Publié le mardi 27 janvier 2009

Mardi 27 janvier 2009

J'ai un tatouage maintenant. Comme tous les marins.

Mes mains sont tatouées de l'encre bleue qui coule de mon stylo Pilot Hi-Tecpoint 0.5. C'est comme si je m'étais fait tatouer, disons, la carte aux trésors de mon pirate personnel (non ce n'est pas ce que vous pensez!) sur les paumes de la main et une aile de corbeau sur le côté du pouce et sur la peau palmée entre le pouce et l'index de la main droite. Il m'a dit "tu fais partie de mes poupées russes, que je le veuille et que tu le veuilles ou non". Je ne sais pas ce que ça veut dire. Il se comprend. Probablement que ça veut dire qu'une femme a mené à une autre qu'il n'aurait pas rencontrée si l'autre d'avant n'avait pas été celle-là et pas une autre. Les poupées russes font toujours partie d'une série comportant un même thème. Je ne sais pas ce qu'il voulait dire. Il se comprend. Je crois comprendre, c'est tout. Il m'a dit aussi "même s'il est bien convenu depuis toujours (sauf à la toute origine) qu'il n'y a rien d'amoureux entre nous". Ça je comprends bien et tout. Je vous dirai aussi ceci : ses trésors existent parce que je les ai déjà eus. J'ai eu cette chance. Mais non ce n'est pas non plus ce que vous croyez! (obsédés). La carte est un rappel tracé en filigrane sur mes lignes de vie. Cet après-midi un pasteur qui vendait - trop cher - des poupées russes de toutes les sortes et de toutes les tailles pour financer un organisme de charité qui venait en aide aux familles dans le besoin a croisé ma route. J'ai acheté - trop cher, mais c'est pour la bonne cause - un porte clé au bout duquel pend une petite matriochka toute pimpante en souvenir de tout ce que je ne comprendrai jamais dans les relations homme-femme. Je n'arrive pas à me décider avec quelle(s) clé(s)... elle a fini par échouer au fond de mon sac. Il n'y aura jamais de clé pour ça. Je me demande comment et à qui dans quelle famille, elle apportera sa minuscule contribution de vie à venir, du fin fond de mon sac et de la chaine de solidarité humaine dont elle est un anonyme quoique souriant maillon de bois sans importance.

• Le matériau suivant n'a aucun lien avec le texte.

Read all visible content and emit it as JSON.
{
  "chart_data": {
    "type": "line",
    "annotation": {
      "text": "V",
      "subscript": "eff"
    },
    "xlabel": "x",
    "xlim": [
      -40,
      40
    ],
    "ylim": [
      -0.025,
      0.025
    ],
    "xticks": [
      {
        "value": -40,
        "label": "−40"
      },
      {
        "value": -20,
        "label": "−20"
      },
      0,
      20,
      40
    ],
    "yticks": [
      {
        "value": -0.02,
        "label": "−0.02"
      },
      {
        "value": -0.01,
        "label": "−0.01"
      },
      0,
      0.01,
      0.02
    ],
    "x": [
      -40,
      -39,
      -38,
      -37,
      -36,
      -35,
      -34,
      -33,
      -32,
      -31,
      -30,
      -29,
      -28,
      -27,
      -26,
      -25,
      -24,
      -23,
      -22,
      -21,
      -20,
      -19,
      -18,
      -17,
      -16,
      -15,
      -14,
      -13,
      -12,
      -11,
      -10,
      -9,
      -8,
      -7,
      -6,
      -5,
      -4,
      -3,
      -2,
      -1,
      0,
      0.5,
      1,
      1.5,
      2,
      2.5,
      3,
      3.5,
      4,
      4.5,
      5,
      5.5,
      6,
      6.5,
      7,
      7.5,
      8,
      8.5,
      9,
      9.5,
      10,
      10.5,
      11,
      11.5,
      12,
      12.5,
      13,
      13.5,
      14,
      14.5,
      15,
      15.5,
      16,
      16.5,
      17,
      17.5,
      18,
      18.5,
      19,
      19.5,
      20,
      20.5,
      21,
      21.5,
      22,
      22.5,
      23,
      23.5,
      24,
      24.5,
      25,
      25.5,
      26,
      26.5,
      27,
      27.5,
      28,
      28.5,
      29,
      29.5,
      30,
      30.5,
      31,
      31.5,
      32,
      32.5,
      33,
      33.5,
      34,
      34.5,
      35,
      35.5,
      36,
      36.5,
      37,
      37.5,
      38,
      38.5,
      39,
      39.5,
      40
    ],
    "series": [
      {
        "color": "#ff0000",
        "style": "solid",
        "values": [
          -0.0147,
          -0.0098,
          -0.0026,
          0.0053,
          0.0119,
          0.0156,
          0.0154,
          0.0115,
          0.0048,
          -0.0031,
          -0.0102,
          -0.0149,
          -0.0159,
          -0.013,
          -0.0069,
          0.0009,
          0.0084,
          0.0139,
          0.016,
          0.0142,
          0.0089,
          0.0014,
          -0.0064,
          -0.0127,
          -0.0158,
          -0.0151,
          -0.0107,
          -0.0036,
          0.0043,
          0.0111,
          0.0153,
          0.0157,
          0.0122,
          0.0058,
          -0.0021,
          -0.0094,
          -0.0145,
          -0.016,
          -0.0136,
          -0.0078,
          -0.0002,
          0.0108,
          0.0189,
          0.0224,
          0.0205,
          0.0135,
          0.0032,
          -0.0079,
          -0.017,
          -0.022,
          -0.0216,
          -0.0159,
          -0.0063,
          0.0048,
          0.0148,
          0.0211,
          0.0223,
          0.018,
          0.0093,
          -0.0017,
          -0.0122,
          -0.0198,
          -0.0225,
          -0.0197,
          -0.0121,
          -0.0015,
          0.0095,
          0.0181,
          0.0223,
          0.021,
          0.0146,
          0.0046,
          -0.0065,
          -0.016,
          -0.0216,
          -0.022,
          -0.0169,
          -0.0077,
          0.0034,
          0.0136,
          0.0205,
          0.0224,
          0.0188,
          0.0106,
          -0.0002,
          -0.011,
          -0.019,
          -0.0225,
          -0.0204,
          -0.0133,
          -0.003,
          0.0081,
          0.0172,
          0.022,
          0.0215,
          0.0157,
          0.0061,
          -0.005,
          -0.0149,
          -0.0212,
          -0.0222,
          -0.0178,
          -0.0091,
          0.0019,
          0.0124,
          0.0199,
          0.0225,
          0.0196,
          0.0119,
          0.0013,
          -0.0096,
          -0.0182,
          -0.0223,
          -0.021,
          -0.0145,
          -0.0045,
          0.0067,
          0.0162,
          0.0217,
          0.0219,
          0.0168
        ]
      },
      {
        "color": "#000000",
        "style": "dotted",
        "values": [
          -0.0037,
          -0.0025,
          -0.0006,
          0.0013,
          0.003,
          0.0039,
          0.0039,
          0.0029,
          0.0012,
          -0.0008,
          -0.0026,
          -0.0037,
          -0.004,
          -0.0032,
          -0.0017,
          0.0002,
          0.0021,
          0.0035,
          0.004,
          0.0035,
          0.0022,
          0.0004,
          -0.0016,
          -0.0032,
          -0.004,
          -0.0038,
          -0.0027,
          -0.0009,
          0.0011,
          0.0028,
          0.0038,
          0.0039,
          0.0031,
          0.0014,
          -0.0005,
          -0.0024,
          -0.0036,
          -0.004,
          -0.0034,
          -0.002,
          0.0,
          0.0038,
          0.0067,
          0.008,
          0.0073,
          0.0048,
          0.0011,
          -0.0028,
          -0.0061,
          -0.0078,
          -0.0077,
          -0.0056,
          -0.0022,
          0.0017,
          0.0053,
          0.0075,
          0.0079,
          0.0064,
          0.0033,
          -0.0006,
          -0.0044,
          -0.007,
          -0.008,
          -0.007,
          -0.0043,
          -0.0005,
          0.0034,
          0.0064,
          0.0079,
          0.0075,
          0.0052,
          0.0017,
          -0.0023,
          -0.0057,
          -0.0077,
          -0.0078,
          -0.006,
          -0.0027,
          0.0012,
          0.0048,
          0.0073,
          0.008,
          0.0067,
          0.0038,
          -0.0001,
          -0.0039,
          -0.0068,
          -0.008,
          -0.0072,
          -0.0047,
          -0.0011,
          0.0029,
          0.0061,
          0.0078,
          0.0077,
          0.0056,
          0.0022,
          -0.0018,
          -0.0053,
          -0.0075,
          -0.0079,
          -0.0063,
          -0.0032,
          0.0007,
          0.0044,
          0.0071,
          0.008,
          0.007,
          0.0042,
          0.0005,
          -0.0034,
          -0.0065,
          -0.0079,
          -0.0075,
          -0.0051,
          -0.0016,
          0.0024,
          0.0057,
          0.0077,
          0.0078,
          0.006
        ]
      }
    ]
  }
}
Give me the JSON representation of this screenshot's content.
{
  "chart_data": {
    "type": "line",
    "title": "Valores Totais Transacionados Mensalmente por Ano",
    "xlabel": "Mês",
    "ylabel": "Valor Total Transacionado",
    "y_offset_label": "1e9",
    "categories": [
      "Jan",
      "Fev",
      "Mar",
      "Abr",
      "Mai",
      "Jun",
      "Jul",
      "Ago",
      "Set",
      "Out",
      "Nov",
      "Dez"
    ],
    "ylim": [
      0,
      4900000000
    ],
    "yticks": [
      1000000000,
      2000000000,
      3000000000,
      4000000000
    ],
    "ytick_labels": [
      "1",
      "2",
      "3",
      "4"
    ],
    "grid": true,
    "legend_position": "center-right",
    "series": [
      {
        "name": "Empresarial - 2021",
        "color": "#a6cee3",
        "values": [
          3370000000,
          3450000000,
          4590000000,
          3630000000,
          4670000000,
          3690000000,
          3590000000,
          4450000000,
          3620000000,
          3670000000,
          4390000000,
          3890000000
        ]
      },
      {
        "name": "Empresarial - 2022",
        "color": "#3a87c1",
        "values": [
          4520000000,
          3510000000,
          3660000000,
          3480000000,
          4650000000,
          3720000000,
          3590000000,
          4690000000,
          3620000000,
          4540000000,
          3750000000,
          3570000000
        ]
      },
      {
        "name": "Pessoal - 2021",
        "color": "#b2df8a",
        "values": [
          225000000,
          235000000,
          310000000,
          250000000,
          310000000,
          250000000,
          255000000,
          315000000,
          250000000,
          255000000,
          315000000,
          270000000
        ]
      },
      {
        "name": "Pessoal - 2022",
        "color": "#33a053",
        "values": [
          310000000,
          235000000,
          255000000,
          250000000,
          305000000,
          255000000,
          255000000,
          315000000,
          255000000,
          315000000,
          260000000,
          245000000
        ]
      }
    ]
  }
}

La nuit tombe. La mer est calme. C'est une nuit sans lune. Je tiens la barre et je n'ai pas l'impression d'avancer beaucoup. Pourtant, je dois arriver à la date fixée sous peine de perdre ma cargaison. Je dois faire voguer ce navire, avancer autant que possible, ce soir.

Je fais vraiment un très beau voyage en ce moment. Sans doute parce que je me sens étrangère à tout et à tous en ce moment. Ou presque. Tout ce qui n'a pas changé dans ma vie, tout mon connu et mon familier est entré dans une ère nouvelle. Et je fais un beau voyage aussi sans doute à cause de ce sentiment de légèreté et de liberté que j'ai, que je n'ai pas ressenti depuis vraiment très longtemps, et qui ressemble beaucoup au bonheur pour moi. Deux phénomènes qui arrivent en parallèle plutôt que de cause à effet. Du moins c'est comme ça que je le ressens.